Wednesday, March 25, 2009

What the Newspaper Crisis Means for Sports Coverage

I am both a sports fan and a trained journalist. I worked in the business as a reporter and a copy editor for more than 10 years. I spent much of that time working on sports desks for the old Arkansas Gazette and the still breathing Denton (Texas) Record-Chronicle.

If you've been following the news in recent months, you've no doubt heard of the problems many daily newspapers are facing these days. If they were patients in a hospital, the condition for most of them would be critical.

The Rocky Mountain News already has shut down completely, and more appear likely to follow. The Seattle Post-Intelligencer has stopped publishing a daily paper and is now an online-only publication, perhaps foreshadowing a trend.

Still others have reduced their staffs and cut the pay of those who remain on the payroll or they've cut the number of days they publish or both — anything to tighten the belt without entirely cutting off (pardon the pun) circulation.

And when a newspaper goes out of business or cuts the number of days it publishes or even cuts its staff, sports fans suffer.

Jim Caple writes about this for ESPN.

He talks about the human toll, also, acknowledging that "the only difference between these employees and the millions of others thrown out of work in the past year is that the newspaper pink slips strike much closer to home for me."

But he makes a good point when he and others ask, "Who will report the news?"

"That's the key," writes Caple. "I'm not comparing newspapers to blogs. I'm comparing the information fans receive from newspapers plus the blogs and Web sites to the information they would receive strictly from the Internet without any newspapers."

And what does Caple say would be sacrificed?
  • Game stories with analysis and quotes.

  • Statistics.

  • News.
Now, before you protest that the internet can give you all these things, read what Caple has to say. There definitely will be things that will be lost when local coverage disappears. And, as Caple observes, there is no revenue model in existence that online-only organizations can follow to pay someone to travel with teams and spend the kind of time around the players and coaches and organization that is necessary to learn about things like clubhouse issues or injuries or coaching changes. Is such a thing possible in the future? Absolutely. But it doesn't exist right now.

Baseball — a sport that will be played daily from the beginning of April to the end of September — will be the first to experience the change, and it is the focus of Caple's article. Clearly, as Caple writes, it is expensive to pay the salary of a writer along with his travel, lodging and meal expenses for 81 games a year.

But, even though football and basketball teams play fewer games, this change will affect fans of all sports.

Do you follow football? Or basketball? If you're a college sports fan, where will you get reliable news about your favorite school if the newspaper that covers it goes out of business? Some schools have athletic reputations and will always get attention from whatever media exist, but what if your school, be it large or small, isn't an Oklahoma or a Notre Dame or a North Carolina?

The same is true of professional sports. It's true that every professional sports team has a presence on the internet, but do you really believe the information you will find there is free of bias? Who will honestly report about coaching changes and player acquisitions?

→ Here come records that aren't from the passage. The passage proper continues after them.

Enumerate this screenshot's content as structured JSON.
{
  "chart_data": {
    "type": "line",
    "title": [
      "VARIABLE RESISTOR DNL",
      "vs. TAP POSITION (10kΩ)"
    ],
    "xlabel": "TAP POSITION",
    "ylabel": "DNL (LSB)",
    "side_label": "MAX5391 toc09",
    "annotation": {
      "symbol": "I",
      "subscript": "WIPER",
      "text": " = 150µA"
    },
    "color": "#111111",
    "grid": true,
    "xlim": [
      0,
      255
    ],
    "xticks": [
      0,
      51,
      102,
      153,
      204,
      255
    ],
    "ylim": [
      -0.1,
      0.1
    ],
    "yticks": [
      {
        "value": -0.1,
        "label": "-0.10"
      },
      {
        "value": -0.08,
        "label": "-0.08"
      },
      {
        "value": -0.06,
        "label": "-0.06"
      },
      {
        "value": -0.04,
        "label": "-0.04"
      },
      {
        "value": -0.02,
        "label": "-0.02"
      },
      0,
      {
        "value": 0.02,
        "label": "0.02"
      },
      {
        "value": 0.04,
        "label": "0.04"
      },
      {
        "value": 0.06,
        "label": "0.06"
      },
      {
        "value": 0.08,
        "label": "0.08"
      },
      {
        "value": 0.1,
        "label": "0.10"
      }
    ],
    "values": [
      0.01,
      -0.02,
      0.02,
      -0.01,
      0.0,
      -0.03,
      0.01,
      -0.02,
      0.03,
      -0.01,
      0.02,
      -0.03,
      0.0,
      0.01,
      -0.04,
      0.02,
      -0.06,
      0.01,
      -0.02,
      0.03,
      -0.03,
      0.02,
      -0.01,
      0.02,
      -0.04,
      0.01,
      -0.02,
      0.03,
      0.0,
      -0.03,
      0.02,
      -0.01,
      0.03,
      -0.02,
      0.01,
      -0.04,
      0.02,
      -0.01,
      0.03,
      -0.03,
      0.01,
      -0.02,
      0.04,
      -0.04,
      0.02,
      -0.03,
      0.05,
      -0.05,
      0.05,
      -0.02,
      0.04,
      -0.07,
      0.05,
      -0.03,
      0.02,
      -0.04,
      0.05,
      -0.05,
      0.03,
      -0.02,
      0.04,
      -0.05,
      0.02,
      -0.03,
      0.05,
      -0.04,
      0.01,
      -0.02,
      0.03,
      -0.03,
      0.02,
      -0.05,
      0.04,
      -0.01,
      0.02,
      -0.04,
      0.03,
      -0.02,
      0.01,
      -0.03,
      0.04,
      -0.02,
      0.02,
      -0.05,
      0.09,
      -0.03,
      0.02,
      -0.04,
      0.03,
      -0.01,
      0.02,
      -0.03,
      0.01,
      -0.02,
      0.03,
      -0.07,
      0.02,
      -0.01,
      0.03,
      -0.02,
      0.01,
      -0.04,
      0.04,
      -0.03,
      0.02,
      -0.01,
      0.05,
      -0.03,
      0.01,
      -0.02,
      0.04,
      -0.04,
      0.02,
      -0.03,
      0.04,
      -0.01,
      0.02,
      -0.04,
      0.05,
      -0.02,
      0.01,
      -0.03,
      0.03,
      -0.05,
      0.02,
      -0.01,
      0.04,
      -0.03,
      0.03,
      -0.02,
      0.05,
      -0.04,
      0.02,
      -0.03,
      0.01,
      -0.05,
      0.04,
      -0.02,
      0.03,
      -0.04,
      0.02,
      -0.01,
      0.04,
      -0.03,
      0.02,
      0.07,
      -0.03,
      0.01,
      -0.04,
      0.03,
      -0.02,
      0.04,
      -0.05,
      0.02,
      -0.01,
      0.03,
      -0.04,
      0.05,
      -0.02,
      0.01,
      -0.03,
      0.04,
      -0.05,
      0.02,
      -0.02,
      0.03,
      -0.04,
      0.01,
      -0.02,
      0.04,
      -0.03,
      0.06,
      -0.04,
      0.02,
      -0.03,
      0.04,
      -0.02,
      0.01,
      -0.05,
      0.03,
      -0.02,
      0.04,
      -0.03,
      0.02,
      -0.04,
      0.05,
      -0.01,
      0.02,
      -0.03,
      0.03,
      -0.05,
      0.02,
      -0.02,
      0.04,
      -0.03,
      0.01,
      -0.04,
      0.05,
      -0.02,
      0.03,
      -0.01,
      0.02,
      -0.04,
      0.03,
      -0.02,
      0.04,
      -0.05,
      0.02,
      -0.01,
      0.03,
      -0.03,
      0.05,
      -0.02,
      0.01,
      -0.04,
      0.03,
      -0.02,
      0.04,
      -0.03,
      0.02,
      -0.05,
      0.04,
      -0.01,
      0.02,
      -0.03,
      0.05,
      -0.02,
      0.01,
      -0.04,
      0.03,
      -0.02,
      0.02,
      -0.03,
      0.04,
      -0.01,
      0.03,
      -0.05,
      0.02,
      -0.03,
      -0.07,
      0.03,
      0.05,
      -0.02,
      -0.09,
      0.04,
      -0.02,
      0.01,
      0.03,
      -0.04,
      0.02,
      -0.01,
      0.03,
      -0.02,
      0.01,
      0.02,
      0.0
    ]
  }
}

For a few years, I worked with undergraduate journalism students. The internet was really just emerging in my last year of teaching, and one of my students asked me what now seems, in hindsight, to be a prescient question. The student asked me what would become of newspapers in the digital age. I replied that I believed the internet and newspapers would find a way to coexist.

In an odd way, I still believe that. But I think it may take the deaths of many of the traditional newspapers to bring about the re–birth of the medium.

It may take that for people to realize what they've lost.

1 comment:

Associated Content said...

I am also a writer for Associated Content. I have developed over 3,000 pieces of content and have well over 3 million pageviews. I agree that the old medium newspapers are quickly becoming extinct. In a great book, "What Would Google Do?", Jeff Jarvis, this same topic is also discussed. It's all about making money online with advertising and print newspapers are a wave of the past I'm afraid.